Tim Martin, chairman of the Wetherspoon pub chain, said that the economics of the sector had been completely undermined by taxes and red tape imposed by the Government.
Reporting full-year results for JD Wetherspoon, Mr Martin said the company had been forced to scale back its expansion because of the level of bureaucracy and taxation that pubs now faced.
"The tax burden is at the point where the law of diminishing returns sets in. That's what happens when you try to be greedy," Mr Martin said.
He added that Chancellor Gordon Brown would find that the tax take from the sector would shrink because it was becoming increasingly attractive just to drink at home. He said "supermarkets" did not have to meet many of the costs that pubs face in selling drink.
"Pubs currently pay approximately 40 per cent of their turnover in taxes of one kind or another, and further increases will mean that pubs become less competitive and more expensive, relative to an evening at home," Mr Martin said.
He was particularly scathing about an upcoming legal change that will shift responsibility for local licensing from magistrates to local councils. He said local authorities already had a heavy burden of regulation and that they "don't need another huge administrative" responsibility. "This [change] will involve a substantial increase in fees and other regulatory costs," he said.

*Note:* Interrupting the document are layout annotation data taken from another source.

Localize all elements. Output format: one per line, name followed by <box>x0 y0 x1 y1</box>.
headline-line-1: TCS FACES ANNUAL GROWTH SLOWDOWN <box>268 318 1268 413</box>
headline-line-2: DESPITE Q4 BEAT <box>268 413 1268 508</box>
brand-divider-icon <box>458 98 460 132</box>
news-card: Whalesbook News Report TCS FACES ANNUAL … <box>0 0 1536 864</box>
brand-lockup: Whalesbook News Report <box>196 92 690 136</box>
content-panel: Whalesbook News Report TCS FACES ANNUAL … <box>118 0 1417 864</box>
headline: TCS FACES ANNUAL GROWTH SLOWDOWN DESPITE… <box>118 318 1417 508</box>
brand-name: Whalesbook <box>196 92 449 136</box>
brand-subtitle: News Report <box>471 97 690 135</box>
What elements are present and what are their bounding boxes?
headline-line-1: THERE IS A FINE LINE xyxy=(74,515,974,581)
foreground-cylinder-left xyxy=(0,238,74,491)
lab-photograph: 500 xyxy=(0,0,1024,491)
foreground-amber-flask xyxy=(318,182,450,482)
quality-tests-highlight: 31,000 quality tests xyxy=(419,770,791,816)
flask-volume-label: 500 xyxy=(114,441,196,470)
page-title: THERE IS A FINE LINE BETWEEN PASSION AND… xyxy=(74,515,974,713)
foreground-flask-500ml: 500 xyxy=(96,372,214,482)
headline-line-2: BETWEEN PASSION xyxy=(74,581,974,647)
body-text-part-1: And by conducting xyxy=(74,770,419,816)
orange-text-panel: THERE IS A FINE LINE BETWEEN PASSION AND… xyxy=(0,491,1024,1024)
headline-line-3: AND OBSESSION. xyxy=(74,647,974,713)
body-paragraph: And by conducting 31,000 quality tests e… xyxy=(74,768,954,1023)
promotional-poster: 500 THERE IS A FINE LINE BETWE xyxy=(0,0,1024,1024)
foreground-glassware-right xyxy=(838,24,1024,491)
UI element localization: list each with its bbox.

"Taxation, including excise duty, which will cost approximately £2m in the current financial year, and an increase in stamp duty for new leasehold properties, which will cost approximately £500,000 per annum. These tax increases are in addition to the more highly publicised increases, such as those affecting national insurance."
Wetherspoon shares closed down 7 per cent at 237p on concern over the increased costs and the company's downbeat statement on current trading and future growth.

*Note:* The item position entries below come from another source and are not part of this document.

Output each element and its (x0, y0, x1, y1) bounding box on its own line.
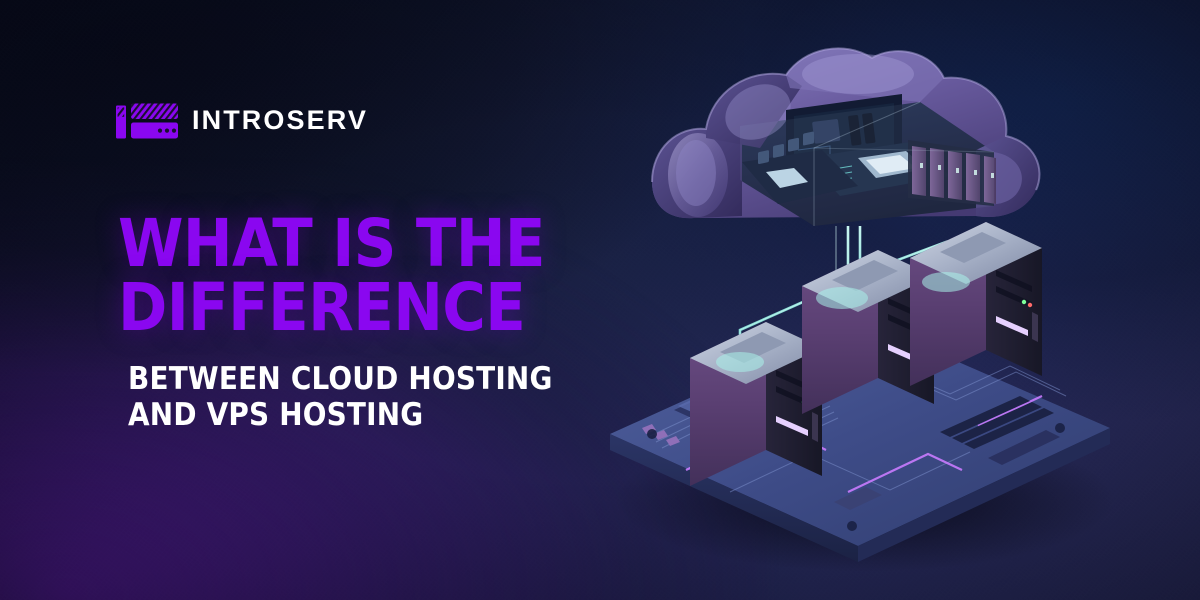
logo[interactable]: INTROSERV (116, 100, 368, 140)
server-tower-right (910, 222, 1042, 386)
page-subtitle: BETWEEN CLOUD HOSTING AND VPS HOSTING (128, 362, 668, 434)
cutaway-cloud (652, 48, 1039, 226)
cloud-hosting-vs-vps-3d-scene (590, 30, 1130, 575)
subhead-line-2: AND VPS HOSTING (128, 398, 668, 434)
logo-wordmark: INTROSERV (192, 107, 368, 134)
subhead-line-1: BETWEEN CLOUD HOSTING (128, 362, 668, 398)
introserv-server-mark-icon (116, 100, 178, 140)
banner: INTROSERV WHAT IS THE DIFFERENCE BETWEEN… (0, 0, 1200, 600)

Mr Martin said: "Whereas we continue to see opportunities for profitable expansion, the uncertainty created by increased red tape and taxation means that it is prudent to reduce the rate of that expansion, so that the level of capital investment for the foreseeable future remains approximately in line with our free cash flow."
Pre-tax profit, before exceptional items, was up 5 per cent at £56.1m, with like-for-like sales up 4.1 per cent, for the year ended 27 July. However, like-for-like sales slowed to 3.5 per cent in August. The company warned: "Profits, both in the current year and going forward, are likely to be impacted by regulatory and employee cost increases".
Analysts said the growth story at Wetherspoon had been taken away and the results showed that margins were under pressure. During the financial year just ended, the company opened 45 pubs, to take its chain to 635, compared with 87 new pubs in the previous year.
Nigel Popham, analyst at Teather and Greenwood, said: "The [full-year] results were in line but the outlook was muted in cloud. August sales were pretty dismal when they should have gained from more people holidaying in the UK and the sun shining".
Jim Clark, Wetherspoon's finance director, said: "In hot weather people head for a country pub and to barbecues, whereas most of our pubs are in towns or cities. We do not really gain when the weather is very hot".
WestLB, the broker, said that despite Wetherspoon's increased costs, it has not been able to raise prices since February and it is unlikely to do so before Christmas.
The broker said it expects margin weakness to carry through into 2004 and 2005, due to increased staff costs, the company having to absorb duty increases and changes in licensing laws.